I believe you can get the complete version for about $59 online.
I also use the free burner from http://www.jetaudio.com
Google is your friend...
 
Bill S said:
Lang,
Thanks. To clarify, I am not talking about "burning." I simply want to
copy a word document to a CD. Under XP I never had to format a new disc.
Why under Vista?

Bill,

If you're "copying" anything to a CD, you're "burning" to it. A matter of
semantics, I think.

I don't know why Vista prompts one to "prepare" or "format" the CD or DVD
disc. I can't recall ever having that be successful. That's why I downloaded
the free version of DeepBurner and use that instead of the native Vista
tools.

Good luck,

Lang
 
You cannot copy to a CD-R, only to a CD-RW. Just checking that you know that
first.
 
Ian Betts said:
You cannot copy to a CD-R, only to a CD-RW. Just checking that you know
that first.

<snip>

Gee... I must've missed the reference to CD-R... just went through the OP
posts again and see no reference to it. I'm only responding because you
responded directly to me. Reading the OP's posts after this one, it seems
they don't understand that "writing" data to a CD is AKA "burning." I'm
beginning to think we are collectively "talking to the wall." Oh, well,
c'est la vie.

Lang
 
Copying and burning are not the same thing.

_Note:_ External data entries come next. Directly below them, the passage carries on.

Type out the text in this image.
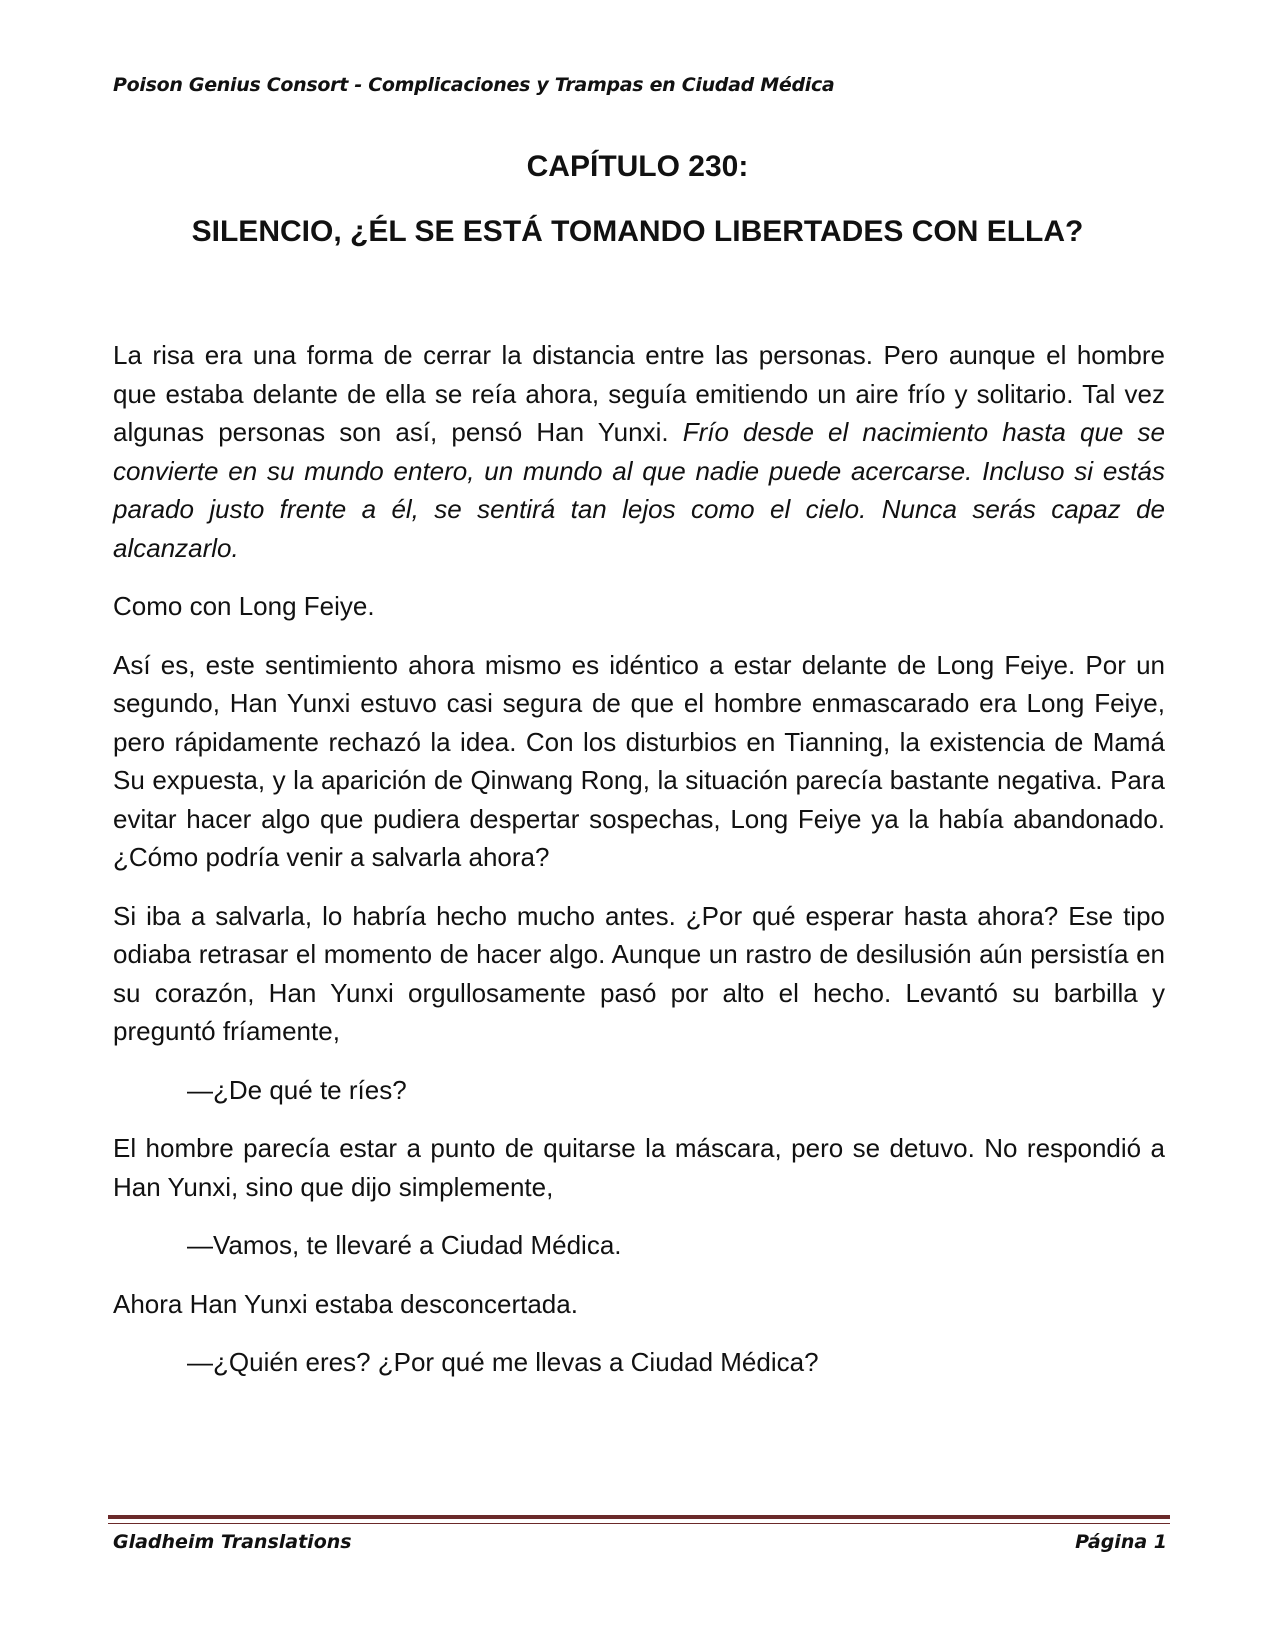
Poison Genius Consort - Complicaciones y Trampas en Ciudad Médica
CAPÍTULO 230:
SILENCIO, ¿ÉL SE ESTÁ TOMANDO LIBERTADES CON ELLA?

La risa era una forma de cerrar la distancia entre las personas. Pero aunque el hombre que estaba delante de ella se reía ahora, seguía emitiendo un aire frío y solitario. Tal vez algunas personas son así, pensó Han Yunxi. Frío desde el nacimiento hasta que se convierte en su mundo entero, un mundo al que nadie puede acercarse. Incluso si estás parado justo frente a él, se sentirá tan lejos como el cielo. Nunca serás capaz de alcanzarlo.

Como con Long Feiye.

Así es, este sentimiento ahora mismo es idéntico a estar delante de Long Feiye. Por un segundo, Han Yunxi estuvo casi segura de que el hombre enmascarado era Long Feiye, pero rápidamente rechazó la idea. Con los disturbios en Tianning, la existencia de Mamá Su expuesta, y la aparición de Qinwang Rong, la situación parecía bastante negativa. Para evitar hacer algo que pudiera despertar sospechas, Long Feiye ya la había abandonado. ¿Cómo podría venir a salvarla ahora?

Si iba a salvarla, lo habría hecho mucho antes. ¿Por qué esperar hasta ahora? Ese tipo odiaba retrasar el momento de hacer algo. Aunque un rastro de desilusión aún persistía en su corazón, Han Yunxi orgullosamente pasó por alto el hecho. Levantó su barbilla y preguntó fríamente,

—¿De qué te ríes?

El hombre parecía estar a punto de quitarse la máscara, pero se detuvo. No respondió a Han Yunxi, sino que dijo simplemente,

—Vamos, te llevaré a Ciudad Médica.

Ahora Han Yunxi estaba desconcertada.

—¿Quién eres? ¿Por qué me llevas a Ciudad Médica?

Gladheim Translations	Página 1
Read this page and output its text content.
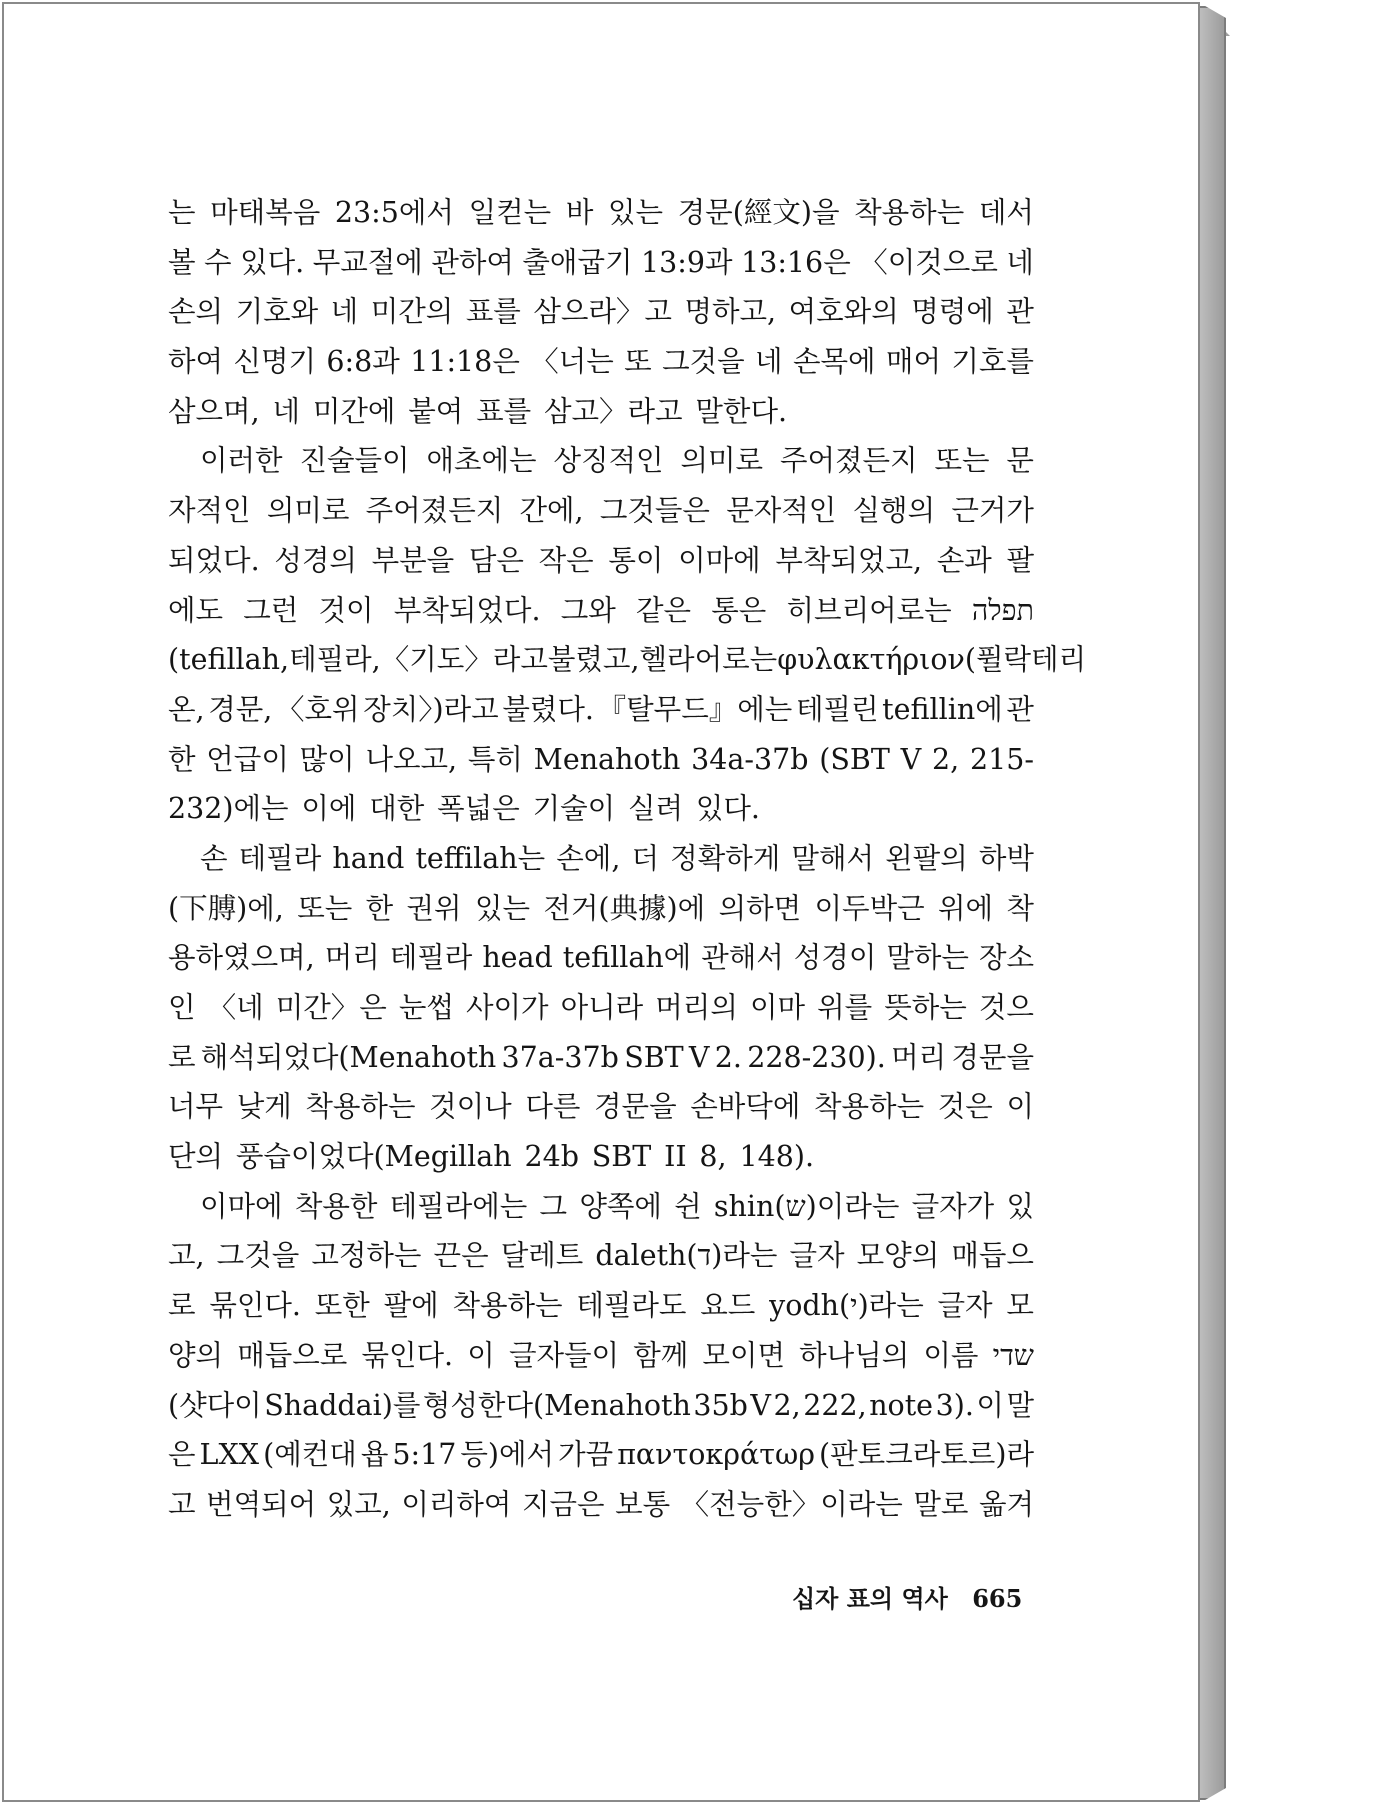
는 마태복음 23:5에서 일컫는 바 있는 경문(經文)을 착용하는 데서
볼 수 있다. 무교절에 관하여 출애굽기 13:9과 13:16은 〈이것으로 네
손의 기호와 네 미간의 표를 삼으라〉고 명하고, 여호와의 명령에 관
하여 신명기 6:8과 11:18은 〈너는 또 그것을 네 손목에 매어 기호를
삼으며, 네 미간에 붙여 표를 삼고〉라고 말한다.
이러한 진술들이 애초에는 상징적인 의미로 주어졌든지 또는 문
자적인 의미로 주어졌든지 간에, 그것들은 문자적인 실행의 근거가
되었다. 성경의 부분을 담은 작은 통이 이마에 부착되었고, 손과 팔
에도 그런 것이 부착되었다. 그와 같은 통은 히브리어로는 תפלה
(tefillah, 테필라, 〈기도〉라고 불렸고, 헬라어로는 φυλακτήριον (퓔락테리
온, 경문, 〈호위 장치〉)라고 불렸다. 『탈무드』에는 테필린 tefillin에 관
한 언급이 많이 나오고, 특히 Menahoth 34a-37b (SBT V 2, 215-
232)에는 이에 대한 폭넓은 기술이 실려 있다.
손 테필라 hand teffilah는 손에, 더 정확하게 말해서 왼팔의 하박
(下膊)에, 또는 한 권위 있는 전거(典據)에 의하면 이두박근 위에 착
용하였으며, 머리 테필라 head tefillah에 관해서 성경이 말하는 장소
인 〈네 미간〉은 눈썹 사이가 아니라 머리의 이마 위를 뜻하는 것으
로 해석되었다(Menahoth 37a-37b SBT V 2. 228-230). 머리 경문을
너무 낮게 착용하는 것이나 다른 경문을 손바닥에 착용하는 것은 이
단의 풍습이었다(Megillah 24b SBT II 8, 148).
이마에 착용한 테필라에는 그 양쪽에 쉰 shin(ש)이라는 글자가 있
고, 그것을 고정하는 끈은 달레트 daleth(ד)라는 글자 모양의 매듭으
로 묶인다. 또한 팔에 착용하는 테필라도 요드 yodh(י)라는 글자 모
양의 매듭으로 묶인다. 이 글자들이 함께 모이면 하나님의 이름 שדי
(샷다이 Shaddai)를 형성한다(Menahoth 35b V 2, 222, note 3). 이 말
은 LXX (예컨대 욥 5:17 등)에서 가끔 παντοκράτωρ (판토크라토르)라
고 번역되어 있고, 이리하여 지금은 보통 〈전능한〉이라는 말로 옮겨
십자 표의 역사 665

You copy a file to a disc (by dragging it, or using a copy command). This
basically "stages" the file to a temporary location on your hard drive. At
this point the file is NOT on the disc.

THEN you burn to disc, which writes the staged copy to the disc.
 
Blaze said:
Copying and burning are not the same thing.

You copy a file to a disc (by dragging it, or using a copy command). This
basically "stages" the file to a temporary location on your hard drive.
At
this point the file is NOT on the disc.

THEN you burn to disc, which writes the staged copy to the disc.

<snip>

I agree that copying and burning aren't the same thing, and are, if one uses
Vista's native capability to burn data to a CD, separate activities. But...
without burning, there is no writing to disc. That was the point I was
trying to make to the op of this thread. That person thinks they're not
"burning" to the disk. (To quote: "To clarify, I am not talking about
"burning." I simply want to copy a word document to a CD.") Without
"burning," all you have is a blank disc. I think it's a semantics issue...
or... quite possibly, the op doesn't realize there are further steps to
getting that data onto a CD besides just copying.